There was only one time when my free book promotion garnered zero interest. That was with Bad Blood, whose lack of interest I attributed to a poorly written blurb. (I've since updated it.) I canceled my promotion after two days, mainly out of embarrassment. I still think Bad Blood is a good story, yet it's never sold a single copy. I've decided I've done all I can with it to spark interest, and nothing works. So be it.
But now I've run a free promotion for Shadow Song for two days, and nothing. It's not the blurb and it's not the cover, so I don't know what it is that leads people to reject it.

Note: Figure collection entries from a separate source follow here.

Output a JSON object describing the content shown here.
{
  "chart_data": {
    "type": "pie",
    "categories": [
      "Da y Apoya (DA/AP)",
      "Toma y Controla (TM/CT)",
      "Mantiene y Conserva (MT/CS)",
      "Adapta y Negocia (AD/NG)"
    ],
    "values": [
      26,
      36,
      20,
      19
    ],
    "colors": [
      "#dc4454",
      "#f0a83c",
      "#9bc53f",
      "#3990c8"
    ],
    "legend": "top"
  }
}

I took a look at Amazon's offerings of free books, not to find out how far down the list Shadow Song is buried (I don't have that much time), but to get an idea of the "competition". Well, there are over 100,000 books currently being offered for free. I'm beginning to think this endeavor is not worth it.
I'm assuming there are two camps: those readers who are free book addicts; who scoop up as many as they can, probably every day, and then people like me, who would never think to browse the free offerings. I'm not exactly a voracious reader, though. I suspect that the addicts don't actually read all their free books, either. They're collectors. It's easy enough to become addicted to various things, and free books are one of those things.
I don't pretend to know how Amazon's algorithm works, but I see that romance novels appear first on the list, followed by cozy mysteries, which probably makes sense. They tend to be shorter reads (as well as very popular genres), so readers can consume a book quickly. Since my genre is far, far down the scale of popularity, I can see why it's probably the 99,999th book on the list.
I wouldn't even bother blogging about this, but I do like to follow up on previous posts, so a status update is in order. I've tried figuring out the hows and whys in the past, but it's an impossible code to crack, and I'm not going to waste time fretting over it.
Shadow Song still has two days left of its promotion, but I won't be checking again. It was a spur of the moment decision to begin with, not an "OMG, I need to move this baby!" My books have run their course, unfortunately.
I've read ad nauseum that an author is wise to offer a free book when it's part of a series. That's smart. You'd want to spur interest in books two and three and however many more there are. For standalones, I'm quite convinced that the exercise is futile.
But hey! It costs nothing to stick a book up there for $0.00; nothing except one's pride. But I've rather forsaken that anyway.